Every once in a while, it revealed patterns that I didn’t cover in my initial patterns file, usually typos or OCR mistakes, with added extra space etc. I decided to add those new formats to my patterns file, and start another annotation session. The Matcher
demo page was very useful to figure out the correct shape of tokens.

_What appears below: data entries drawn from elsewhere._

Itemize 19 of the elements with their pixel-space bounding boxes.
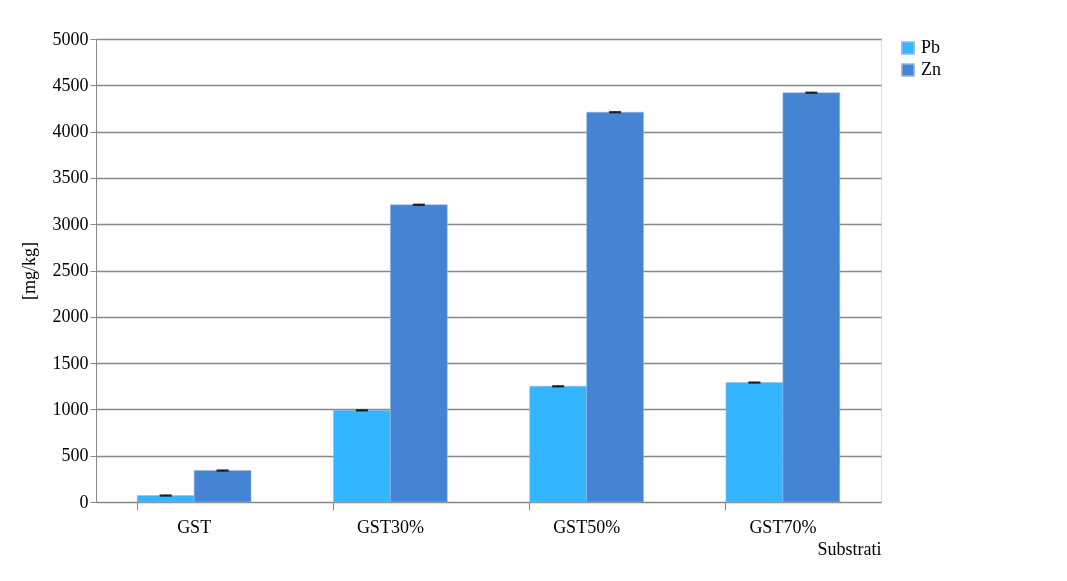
y-tick-label: 5000 [52,28,89,49]
y-tick-label: 500 [61,445,89,466]
y-tick-label: 4000 [52,121,89,142]
x-tick-label: GST50% [553,516,621,537]
y-tick-label: 2000 [52,306,89,327]
y-tick-label: 1500 [52,352,89,373]
x-axis-title: Substrati [817,538,882,559]
legend-label: Pb [921,37,941,57]
y-tick-label: 3000 [52,213,89,234]
y-tick-label: 2500 [52,260,89,280]
y-tick-label: 3500 [52,167,89,188]
legend-label: Zn [921,59,941,79]
y-axis-title: [mg/kg] [18,242,39,300]
x-tick-label: GST30% [356,516,424,537]
y-tick-label: 4500 [52,74,89,95]
x-tick-label: GST70% [749,516,817,537]
y-tick-label: 1000 [52,398,89,419]
y-tick-label: 0 [79,491,89,512]
x-tick-label: GST [177,516,212,537]
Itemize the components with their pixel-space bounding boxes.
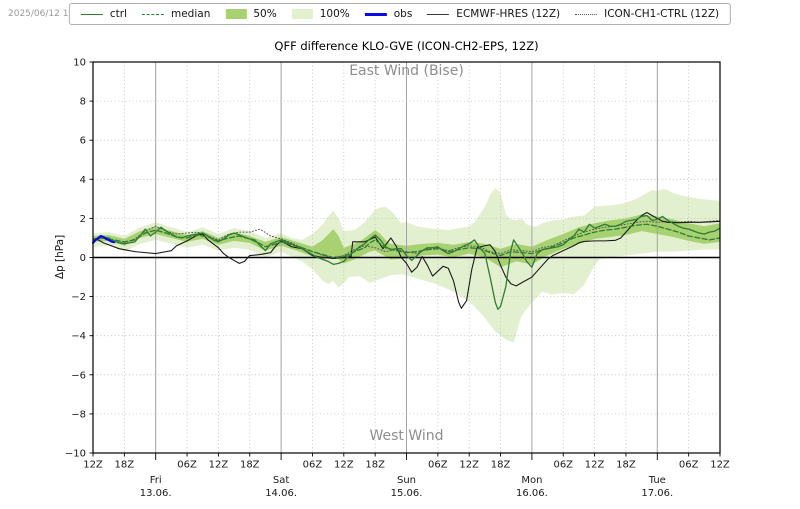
x-tick-label: 12Z (83, 460, 103, 471)
legend-label: ECMWF-HRES (12Z) (456, 8, 561, 20)
legend-swatch-100 (291, 9, 313, 19)
x-day-label: Mon (521, 475, 542, 486)
legend-swatch-50 (225, 9, 247, 19)
legend-label: ICON-CH1-CTRL (12Z) (604, 8, 720, 20)
y-tick-label: 4 (80, 175, 86, 186)
legend-label: 100% (319, 8, 350, 20)
x-tick-label: 18Z (491, 460, 511, 471)
y-tick-label: −4 (71, 331, 86, 342)
x-tick-label: 12Z (459, 460, 479, 471)
x-tick-label: 06Z (428, 460, 448, 471)
x-tick-label: 06Z (553, 460, 573, 471)
east-wind-annotation: East Wind (Bise) (349, 63, 464, 79)
legend-item-ctrl: ctrl (80, 8, 127, 20)
legend-label: obs (393, 8, 413, 20)
legend-swatch-ctrl (80, 13, 103, 15)
x-date-label: 16.06. (516, 488, 548, 499)
legend-swatch-ecmwf-hres-12z (427, 13, 450, 15)
legend-item-icon-ch1-ctrl-12z: ICON-CH1-CTRL (12Z) (575, 8, 719, 20)
legend-item-obs: obs (364, 8, 413, 20)
series-obs (91, 234, 116, 244)
x-tick-label: 18Z (240, 460, 260, 471)
legend-item-median: median (141, 8, 211, 20)
x-tick-label: 12Z (585, 460, 605, 471)
y-tick-label: 0 (80, 253, 86, 264)
x-date-label: 14.06. (265, 488, 297, 499)
x-date-label: 13.06. (140, 488, 172, 499)
chart-legend: ctrl median 50% 100% obs ECMWF-HRES (12Z) ICON… (68, 3, 732, 25)
legend-label: median (170, 8, 211, 20)
x-tick-label: 18Z (616, 460, 636, 471)
x-tick-label: 18Z (115, 460, 135, 471)
x-day-label: Sat (273, 475, 289, 486)
x-tick-label: 12Z (710, 460, 730, 471)
x-tick-label: 12Z (334, 460, 354, 471)
x-tick-label: 06Z (679, 460, 699, 471)
legend-label: ctrl (109, 8, 127, 20)
y-tick-label: 10 (73, 58, 86, 69)
y-tick-label: −6 (71, 370, 86, 381)
x-day-label: Fri (150, 475, 162, 486)
legend-swatch-obs (364, 12, 387, 16)
y-tick-label: −10 (65, 449, 86, 460)
legend-item-ecmwf-hres-12z: ECMWF-HRES (12Z) (427, 8, 560, 20)
y-tick-label: 2 (80, 214, 86, 225)
west-wind-annotation: West Wind (369, 428, 444, 444)
x-date-label: 15.06. (391, 488, 423, 499)
x-tick-label: 18Z (365, 460, 385, 471)
y-tick-label: 6 (80, 136, 86, 147)
legend-swatch-icon-ch1-ctrl-12z (575, 13, 598, 15)
x-tick-label: 06Z (177, 460, 197, 471)
x-tick-label: 06Z (303, 460, 323, 471)
x-day-label: Sun (397, 475, 416, 486)
legend-label: 50% (253, 8, 277, 20)
chart-title: QFF difference KLO-GVE (ICON-CH2-EPS, 12… (274, 39, 539, 53)
x-date-label: 17.06. (641, 488, 673, 499)
series-ctrl (92, 214, 721, 310)
legend-item-100: 100% (291, 8, 350, 20)
x-tick-label: 12Z (209, 460, 229, 471)
y-tick-label: −2 (71, 292, 86, 303)
legend-item-50: 50% (225, 8, 277, 20)
creation-timestamp: 2025/06/12 15:15:16Z (8, 9, 110, 19)
y-tick-label: 8 (80, 97, 86, 108)
legend-swatch-median (141, 13, 164, 15)
y-tick-label: −8 (71, 409, 86, 420)
x-day-label: Tue (648, 475, 666, 486)
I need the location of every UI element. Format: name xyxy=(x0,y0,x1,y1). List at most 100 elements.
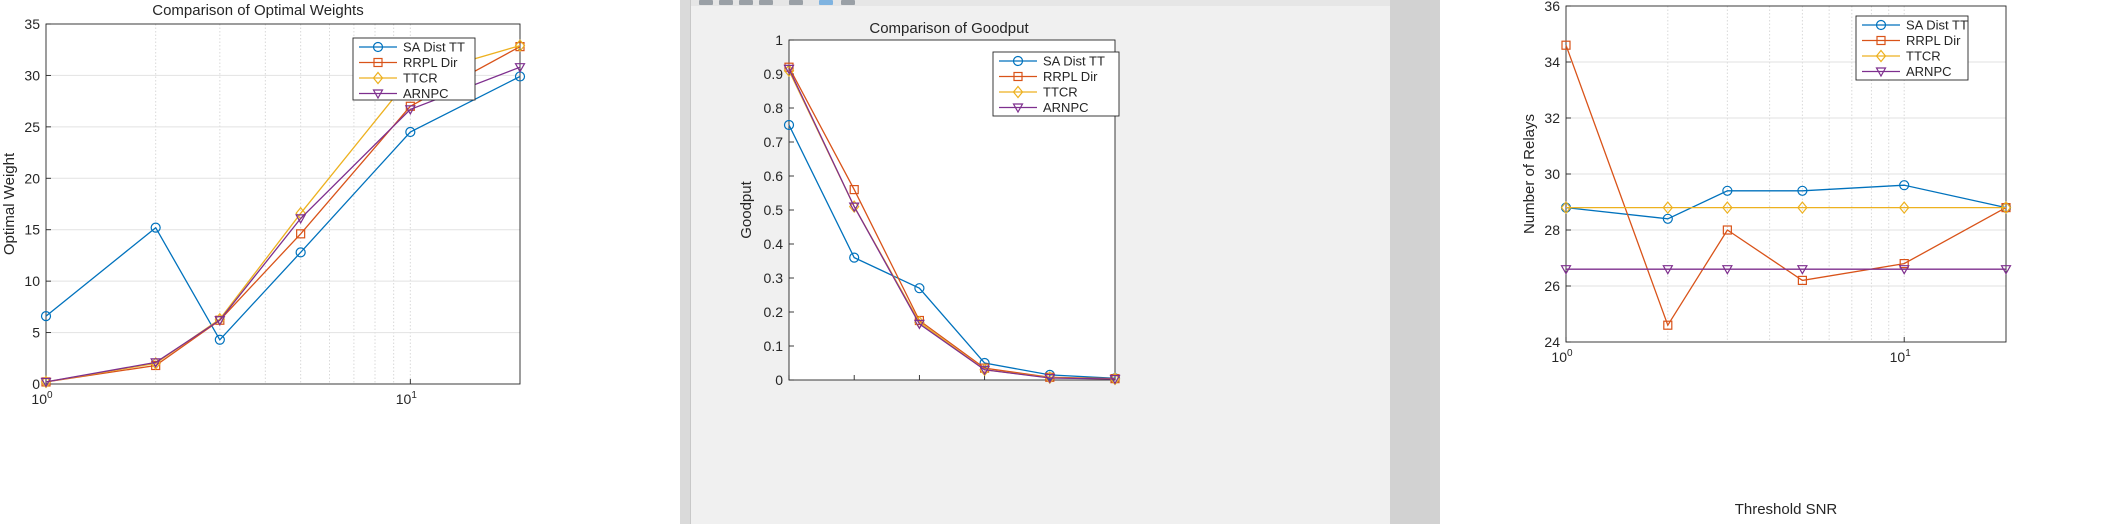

I then initiated the ner.batch-train
command, and got the following output:
(morph_ner) C:\Workspace\Dev\morph_ner\contract_number>python -m prodigy ner.batch-train contract_number_ner en_core_web_lg --output models\v1 --n-iter 15 --eval-split 0.2 --dropout 0.2 --no-missing
Loaded model en_core_web_lg
Using 20% of accept/reject examples (652) for evaluation
Using 100% of remaining examples (2608) for training
Dropout: 0.2 Batch size: 16 Iterations: 15
BEFORE 0.000
Correct 0
Incorrect 897
Entities 863
Unknown 0
# LOSS RIGHT WRONG ENTS SKIP ACCURACY
01 15.420 29 7 31 0 0.806
02 14.272 28 7 29 0 0.800
03 14.365 32 4 34 0 0.889
04 14.044 32 5 35 0 0.865
05 14.063 32 6 36 0 0.842
06 14.519 32 5 35 0 0.865
07 14.499 32 4 34 0 0.889
08 14.540 32 3 33 0 0.914
09 13.927 32 4 34 0 0.889
10 14.149 32 3 33 0 0.914
11 14.422 30 5 31 0 0.857
12 14.333 30 5 31 0 0.857
13 14.303 32 3 33 0 0.914
14 13.789 32 3 33 0 0.914
15 14.079 32 3 33 0 0.914
Correct 32
Incorrect 3
Baseline 0.000
Accuracy 0.914
Model: C:\Workspace\Dev\morph_ner\contract_number\models\v1
Training data: C:\Workspace\Dev\morph_ner\contract_number\models\v1\training.jsonl
Evaluation data: C:\Workspace\Dev\morph_ner\contract_number\models\v1\evaluation.jsonl
(morph_ner) C:\Workspace\Dev\morph_ner\contract_number>
I’m very happy with those stats
One thing I notice now, is the fact that all my shapes has the leading characters uppercase, XX
and not xx
- this means that when testing afterwards, it doesn’t recognize la120215.4322
whereas LA120215.4322
is recognized just fine - which makes sense, since I probably didn’t do a single annotation with lowercase la
.
I’m not sure if I should create a blank model in Space, save it and then run ner.batch-train
with that, instead of using en_core_web_lg
?
So far, very positive results! The initial learning curve for me is definitely how to get Prodigy to find the right stuff in the annotation source, so that it can provide relevant tasks.